Shark (Nurse) Fishing (Ginglymostoma cirratum)

Nurse sharks are among the most common coastal tropical shark species, mostly caught incidentally while fishing for other sharks.

This is a sluggish shark that spends most of the day in inert groups of up to 40 individuals in specific preferred spots under ledges or in reef cracks. They rest on their lateral fins, supposedly providing shelter to crustaceans and mollusks, which the sharks feed on once they get close.

Nurse sharks are nocturnal predators, using the darkness to gain an edge over more mobile prey, which rests at night, but outswims them during the day. They have small mouths (the main reason why their attacks on humans, although relatively frequent, are never fatal) with which they suck in their targets with great force.

How big

Nurse sharks can reach up to 10ft and, likely, about 330lbs. They are most often caught between 50 and 200lbs, with catches over 150lbs not that uncommon.
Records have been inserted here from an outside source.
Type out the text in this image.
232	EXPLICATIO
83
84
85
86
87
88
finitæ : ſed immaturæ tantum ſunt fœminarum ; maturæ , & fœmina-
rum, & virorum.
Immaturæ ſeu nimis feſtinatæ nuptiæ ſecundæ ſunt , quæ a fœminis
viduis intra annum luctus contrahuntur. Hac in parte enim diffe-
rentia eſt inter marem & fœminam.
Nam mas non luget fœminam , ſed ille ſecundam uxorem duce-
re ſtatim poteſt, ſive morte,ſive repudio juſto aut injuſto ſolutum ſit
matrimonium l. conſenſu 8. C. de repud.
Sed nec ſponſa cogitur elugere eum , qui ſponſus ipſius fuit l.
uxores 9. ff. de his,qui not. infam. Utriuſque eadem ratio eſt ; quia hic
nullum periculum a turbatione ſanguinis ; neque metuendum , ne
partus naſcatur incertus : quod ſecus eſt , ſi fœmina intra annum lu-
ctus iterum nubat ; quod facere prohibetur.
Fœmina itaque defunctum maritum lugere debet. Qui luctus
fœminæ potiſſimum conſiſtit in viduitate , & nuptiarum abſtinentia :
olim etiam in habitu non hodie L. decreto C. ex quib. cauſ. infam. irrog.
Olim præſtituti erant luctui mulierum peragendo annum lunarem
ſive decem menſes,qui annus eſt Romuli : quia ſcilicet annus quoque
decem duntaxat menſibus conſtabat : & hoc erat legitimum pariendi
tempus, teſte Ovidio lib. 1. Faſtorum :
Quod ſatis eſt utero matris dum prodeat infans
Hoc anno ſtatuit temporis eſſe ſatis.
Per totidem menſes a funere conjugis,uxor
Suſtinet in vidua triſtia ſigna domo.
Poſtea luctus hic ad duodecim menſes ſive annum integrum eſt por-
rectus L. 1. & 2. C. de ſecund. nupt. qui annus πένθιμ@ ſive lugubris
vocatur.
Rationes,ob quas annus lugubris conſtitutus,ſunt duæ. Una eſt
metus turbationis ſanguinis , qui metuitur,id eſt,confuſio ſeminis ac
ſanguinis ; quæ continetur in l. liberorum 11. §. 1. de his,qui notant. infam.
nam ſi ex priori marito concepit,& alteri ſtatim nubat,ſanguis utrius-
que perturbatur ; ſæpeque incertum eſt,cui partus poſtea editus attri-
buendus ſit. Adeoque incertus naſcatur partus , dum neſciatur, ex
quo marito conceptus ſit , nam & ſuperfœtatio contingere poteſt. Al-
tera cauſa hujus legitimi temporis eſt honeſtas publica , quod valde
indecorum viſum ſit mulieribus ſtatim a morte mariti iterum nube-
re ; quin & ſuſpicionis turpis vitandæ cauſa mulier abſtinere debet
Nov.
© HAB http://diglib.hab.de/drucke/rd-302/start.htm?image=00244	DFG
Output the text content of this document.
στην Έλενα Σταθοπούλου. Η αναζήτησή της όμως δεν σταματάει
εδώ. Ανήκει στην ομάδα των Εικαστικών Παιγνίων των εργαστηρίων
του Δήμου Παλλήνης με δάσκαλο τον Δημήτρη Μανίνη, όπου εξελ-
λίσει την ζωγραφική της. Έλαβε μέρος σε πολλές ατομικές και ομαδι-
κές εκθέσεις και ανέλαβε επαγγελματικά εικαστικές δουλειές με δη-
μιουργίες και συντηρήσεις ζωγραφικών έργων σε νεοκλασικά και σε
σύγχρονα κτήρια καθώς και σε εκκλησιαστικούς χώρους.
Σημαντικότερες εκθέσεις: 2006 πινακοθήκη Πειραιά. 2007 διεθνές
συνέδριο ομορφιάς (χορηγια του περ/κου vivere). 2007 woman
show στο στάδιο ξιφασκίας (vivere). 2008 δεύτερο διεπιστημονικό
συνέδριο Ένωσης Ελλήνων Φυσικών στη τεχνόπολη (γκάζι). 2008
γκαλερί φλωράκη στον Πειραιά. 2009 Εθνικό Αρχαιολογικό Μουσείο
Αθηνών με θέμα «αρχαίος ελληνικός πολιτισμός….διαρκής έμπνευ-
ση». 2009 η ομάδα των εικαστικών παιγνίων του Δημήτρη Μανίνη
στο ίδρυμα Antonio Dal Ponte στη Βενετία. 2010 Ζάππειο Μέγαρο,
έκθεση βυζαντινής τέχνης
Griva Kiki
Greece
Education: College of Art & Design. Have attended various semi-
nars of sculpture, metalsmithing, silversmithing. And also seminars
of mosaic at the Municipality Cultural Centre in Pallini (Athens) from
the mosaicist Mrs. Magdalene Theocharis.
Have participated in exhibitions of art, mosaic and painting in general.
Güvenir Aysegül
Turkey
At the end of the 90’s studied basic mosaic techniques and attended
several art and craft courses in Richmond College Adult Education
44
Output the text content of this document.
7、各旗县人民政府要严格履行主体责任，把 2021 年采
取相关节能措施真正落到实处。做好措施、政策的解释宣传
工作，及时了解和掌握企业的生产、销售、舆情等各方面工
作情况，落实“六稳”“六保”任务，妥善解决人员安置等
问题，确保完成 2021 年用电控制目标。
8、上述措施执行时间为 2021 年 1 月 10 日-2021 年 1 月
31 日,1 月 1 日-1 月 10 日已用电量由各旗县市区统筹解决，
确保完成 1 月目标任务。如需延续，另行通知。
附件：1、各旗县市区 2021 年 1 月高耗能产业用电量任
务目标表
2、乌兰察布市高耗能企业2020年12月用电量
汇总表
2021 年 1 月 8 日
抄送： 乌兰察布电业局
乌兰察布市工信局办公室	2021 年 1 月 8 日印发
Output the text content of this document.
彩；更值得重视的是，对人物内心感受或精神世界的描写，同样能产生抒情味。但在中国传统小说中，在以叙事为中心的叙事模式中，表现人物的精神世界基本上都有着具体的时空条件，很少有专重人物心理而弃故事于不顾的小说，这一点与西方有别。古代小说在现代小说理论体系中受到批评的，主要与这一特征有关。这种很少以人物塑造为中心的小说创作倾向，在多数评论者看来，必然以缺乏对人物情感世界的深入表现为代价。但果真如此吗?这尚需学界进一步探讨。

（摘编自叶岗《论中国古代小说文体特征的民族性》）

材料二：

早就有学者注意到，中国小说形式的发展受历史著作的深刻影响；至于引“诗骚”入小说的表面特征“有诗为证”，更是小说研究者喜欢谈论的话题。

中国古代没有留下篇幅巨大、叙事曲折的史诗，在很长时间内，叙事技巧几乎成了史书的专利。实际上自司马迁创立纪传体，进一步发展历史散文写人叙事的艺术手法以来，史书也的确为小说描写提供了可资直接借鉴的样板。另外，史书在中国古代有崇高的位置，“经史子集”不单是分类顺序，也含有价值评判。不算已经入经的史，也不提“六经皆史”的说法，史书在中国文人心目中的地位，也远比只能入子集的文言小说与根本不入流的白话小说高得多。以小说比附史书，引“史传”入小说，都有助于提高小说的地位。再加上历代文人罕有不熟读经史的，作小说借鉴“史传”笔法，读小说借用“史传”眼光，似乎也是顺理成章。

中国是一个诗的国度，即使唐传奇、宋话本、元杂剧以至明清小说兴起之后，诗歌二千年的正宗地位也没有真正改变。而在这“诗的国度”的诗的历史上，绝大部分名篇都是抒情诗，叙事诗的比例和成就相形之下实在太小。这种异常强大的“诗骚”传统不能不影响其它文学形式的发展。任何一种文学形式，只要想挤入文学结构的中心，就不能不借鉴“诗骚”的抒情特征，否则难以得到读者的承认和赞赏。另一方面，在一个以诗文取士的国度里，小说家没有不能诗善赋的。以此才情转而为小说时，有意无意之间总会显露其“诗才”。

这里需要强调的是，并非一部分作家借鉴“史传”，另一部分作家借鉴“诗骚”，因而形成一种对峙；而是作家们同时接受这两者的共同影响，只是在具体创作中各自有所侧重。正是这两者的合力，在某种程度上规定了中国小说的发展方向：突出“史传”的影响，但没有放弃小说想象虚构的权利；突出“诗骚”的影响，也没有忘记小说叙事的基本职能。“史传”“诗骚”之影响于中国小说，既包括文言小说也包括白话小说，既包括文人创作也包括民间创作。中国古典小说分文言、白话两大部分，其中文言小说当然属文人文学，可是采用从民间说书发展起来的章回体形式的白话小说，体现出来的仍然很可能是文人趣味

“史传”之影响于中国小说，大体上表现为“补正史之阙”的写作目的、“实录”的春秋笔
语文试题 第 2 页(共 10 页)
The species is abundant in coastal waters of the Western Atlantic from Rhode Island to Brazil, including the Gulf of Mexico and the Caribbean Sea. They can also be found in the Western Pacific from Southern California to Peru and off west Africa.

How to catch

Like most other sharks, chumming will attract them close to the surface. Nurse sharks usually precede other types of sharks and sometimes present a nuisance because they will grab the bait even though they're often not the targets.

They rarely get the opportunity to eat slow moving or stationary flesh during the day, and so will happily grab it when they see it. They present an easy angling challenge compared to most other sharks.

Good to eat?

If bled, gutted and iced immediately after capture.